Cayman Eco Divers has three trees set up at Waldos Reef, which are accessible from the Riviera Resort in George Town. Cayman Eco Divers is nursing Staghorn Coral growing at a depth of 30 feet. Cayman Eco Divers was founded with the ideals of giving back to the community and to help protect and nurture Caman’s precious reefs. Therefore having a coral nursery was a logical next step. “Cayman Eco Divers offers an on site training program to guests, giving them a chance to take part in the Coral Nursery experience. Guests are also encouraged to join us as we plant corals around Grand Cayman” said Aaron Hunt of Cayman Eco Divers. Ken Nedimyer from the Coral Restoration Foundation oversaw the creation of Cayman Eco Divers nursery.
(Ken Nedimyer gives an overview to Cayman Eco Divers.)
(Aaron Hunt of Cayman Eco Divers uses a kayak to transport the PVC Trees the the nursery)
(Harvested coral waiting to be placed on the coral nursery by the Cayman Eco Divers)
Traveling across the island east to west the next coral nursery can be found at Sunset Divers, located at Sunset House. Sunset Divers has four trees suspended in 15-22 feet of water. “The nursery is located to the north of Sunset House Reef. Three of the four trees are active and one is a quarantine tree. Our nursery is growing Staghorn Corals which are all 100% healthy” says General Manager Keith Sahm. Mr. Sahm continued, “Sunset Divers chose Staghorn corals because they are fast growing. Our nursery contains a variety of species and genotypes to reduce the risk of mortality from bleaching events and predation, and to maintian genetic diversity.” Sunset Divers are very excited about their coral trees for the educational and conservation benefits they provide. They are equally excited to watch their corals grow and mount them on living reefs when they are of size.

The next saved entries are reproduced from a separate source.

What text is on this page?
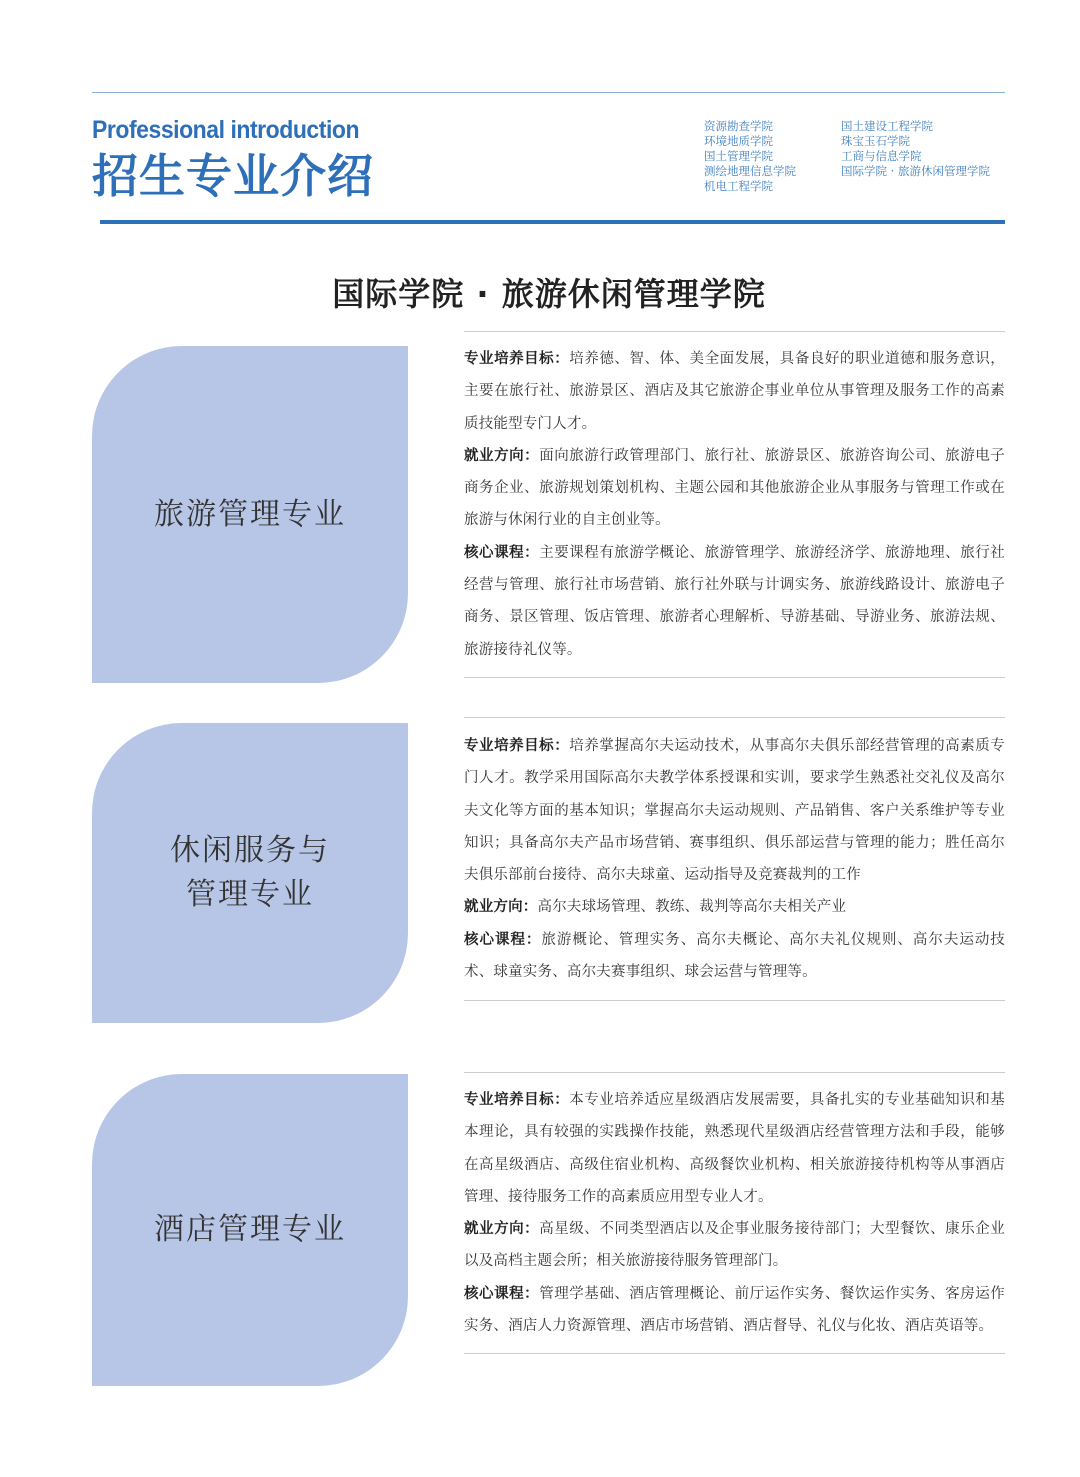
Professional introduction
招生专业介绍
资源勘查学院
环境地质学院
国土管理学院
测绘地理信息学院
机电工程学院
国土建设工程学院
珠宝玉石学院
工商与信息学院
国际学院 · 旅游休闲管理学院
国际学院 · 旅游休闲管理学院
旅游管理专业

专业培养目标：培养德、智、体、美全面发展，具备良好的职业道德和服务意识，主要在旅行社、旅游景区、酒店及其它旅游企事业单位从事管理及服务工作的高素质技能型专门人才。

就业方向：面向旅游行政管理部门、旅行社、旅游景区、旅游咨询公司、旅游电子商务企业、旅游规划策划机构、主题公园和其他旅游企业从事服务与管理工作或在旅游与休闲行业的自主创业等。

核心课程：主要课程有旅游学概论、旅游管理学、旅游经济学、旅游地理、旅行社经营与管理、旅行社市场营销、旅行社外联与计调实务、旅游线路设计、旅游电子商务、景区管理、饭店管理、旅游者心理解析、导游基础、导游业务、旅游法规、旅游接待礼仪等。

休闲服务与
管理专业

专业培养目标：培养掌握高尔夫运动技术，从事高尔夫俱乐部经营管理的高素质专门人才。教学采用国际高尔夫教学体系授课和实训，要求学生熟悉社交礼仪及高尔夫文化等方面的基本知识；掌握高尔夫运动规则、产品销售、客户关系维护等专业知识；具备高尔夫产品市场营销、赛事组织、俱乐部运营与管理的能力；胜任高尔夫俱乐部前台接待、高尔夫球童、运动指导及竞赛裁判的工作

就业方向：高尔夫球场管理、教练、裁判等高尔夫相关产业

核心课程：旅游概论、管理实务、高尔夫概论、高尔夫礼仪规则、高尔夫运动技术、球童实务、高尔夫赛事组织、球会运营与管理等。

酒店管理专业

专业培养目标：本专业培养适应星级酒店发展需要，具备扎实的专业基础知识和基本理论，具有较强的实践操作技能，熟悉现代星级酒店经营管理方法和手段，能够在高星级酒店、高级住宿业机构、高级餐饮业机构、相关旅游接待机构等从事酒店管理、接待服务工作的高素质应用型专业人才。

就业方向：高星级、不同类型酒店以及企事业服务接待部门；大型餐饮、康乐企业以及高档主题会所；相关旅游接待服务管理部门。

核心课程：管理学基础、酒店管理概论、前厅运作实务、餐饮运作实务、客房运作实务、酒店人力资源管理、酒店市场营销、酒店督导、礼仪与化妆、酒店英语等。
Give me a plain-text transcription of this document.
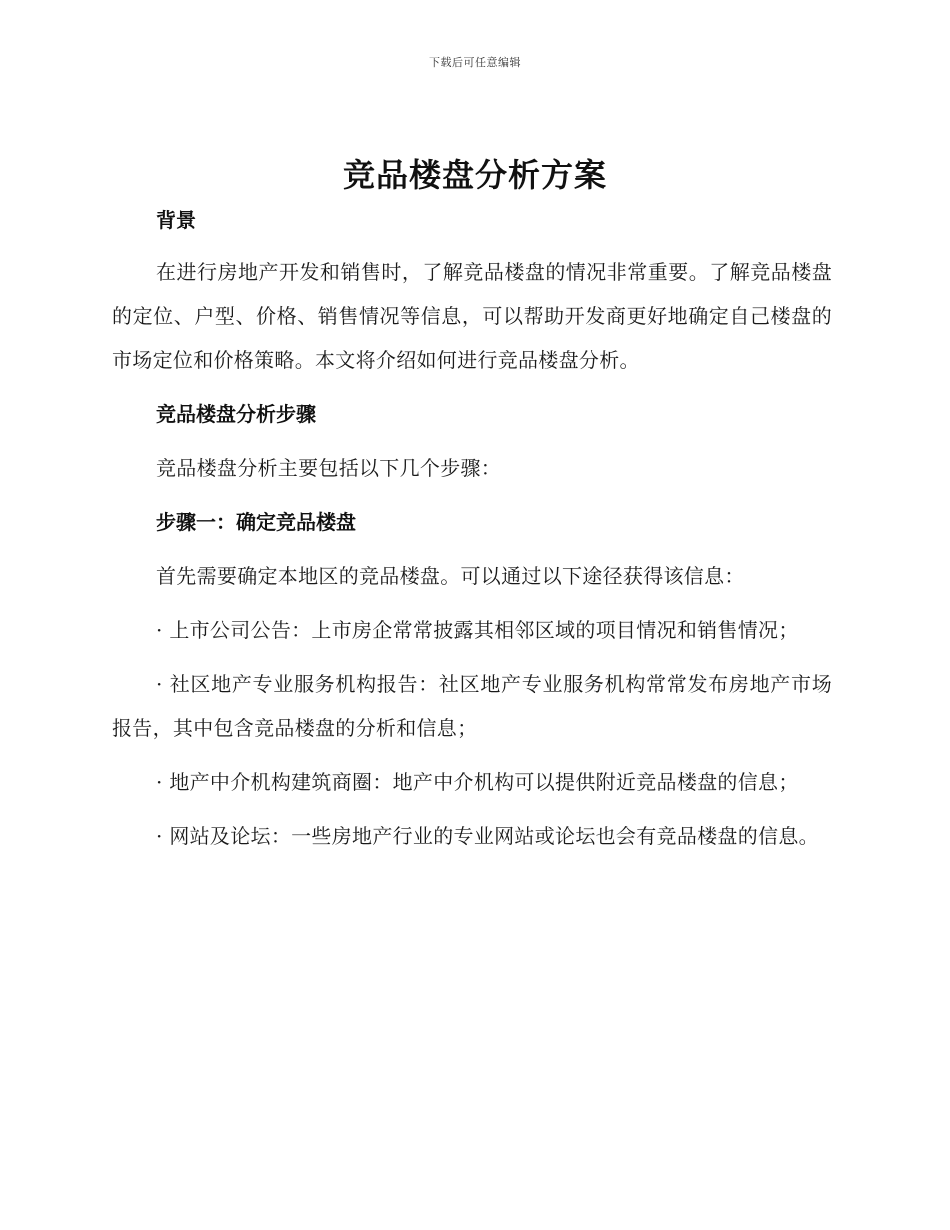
下载后可任意编辑
竞品楼盘分析方案

背景

在进行房地产开发和销售时，了解竞品楼盘的情况非常重要。了解竞品楼盘的定位、户型、价格、销售情况等信息，可以帮助开发商更好地确定自己楼盘的市场定位和价格策略。本文将介绍如何进行竞品楼盘分析。

竞品楼盘分析步骤

竞品楼盘分析主要包括以下几个步骤：

步骤一：确定竞品楼盘

首先需要确定本地区的竞品楼盘。可以通过以下途径获得该信息：

· 上市公司公告：上市房企常常披露其相邻区域的项目情况和销售情况；

· 社区地产专业服务机构报告：社区地产专业服务机构常常发布房地产市场报告，其中包含竞品楼盘的分析和信息；

· 地产中介机构建筑商圈：地产中介机构可以提供附近竞品楼盘的信息；

· 网站及论坛：一些房地产行业的专业网站或论坛也会有竞品楼盘的信息。
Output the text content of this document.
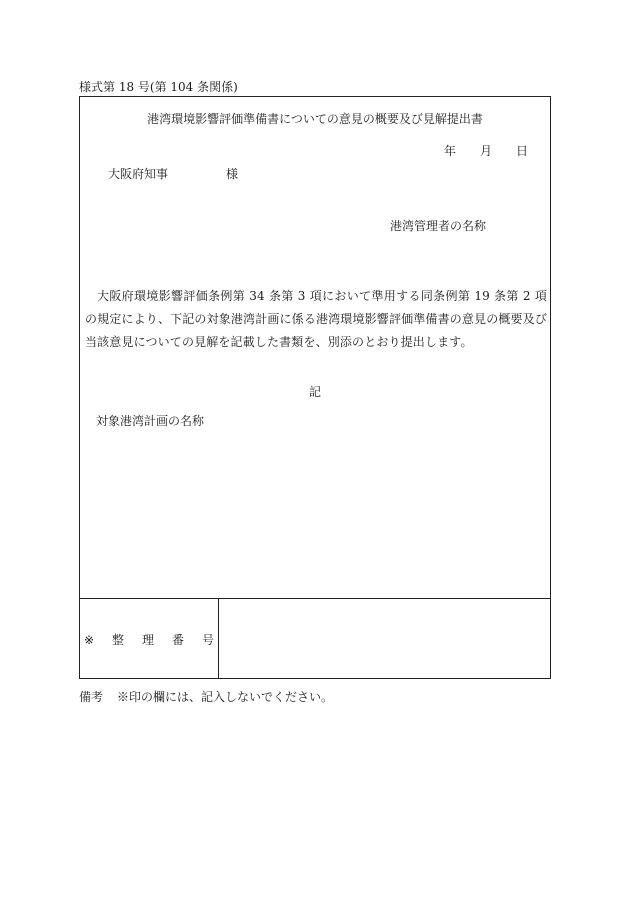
様式第 18 号(第 104 条関係)
港湾環境影響評価準備書についての意見の概要及び見解提出書
年 月 日
大阪府知事	様
港湾管理者の名称
大阪府環境影響評価条例第 34 条第 3 項において準用する同条例第 19 条第 2 項の規定により、下記の対象港湾計画に係る港湾環境影響評価準備書の意見の概要及び当該意見についての見解を記載した書類を、別添のとおり提出します。
記
対象港湾計画の名称
※ 整 理 番 号
備考 ※印の欄には、記入しないでください。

Lastly there is Divetech, which is located in West Bay. DiveTech started their coral nursery with three trees and have been approved for up to 10 trees. Their coral trees are suspended in 30 feet of water off the Lighthouse Point Dive Resort over a depth of 70 feet of water; allowing the trees to be pulled down to deeper depths for protection from winter winds. Two of their trees are active, and one is a quarantine tree. “The coral trees have been doing great. We have been maintaining them weekly by cleaning off any algae or predators. We are really looking forward to watching all of them grow and getting to train divers on how to maintain the nurseries.” says Joanna Mikutowicz, owner of DiveTech.
(DiveTech’s Coral Trees in West Bay)
Stacie Sybersma, Project Manager at The Cayman Islands Tourism Association [CITA] says “The Cayman Islands Tourism Association is very grateful that four of our Watersports members are taking on this project personally, by creating their own Coral Nurseries. The nurseries are a huge asset to Cayman’s reef health as they provide a stock of healthy corals that can be transplanted to a damaged or stressed reef.” It is this sort of forward thinking that is helping Cayman maintain its position as a top diving destination. The local dive community is investing in the health and prosperity of the reefs personally, which is safeguarding their health and beauty.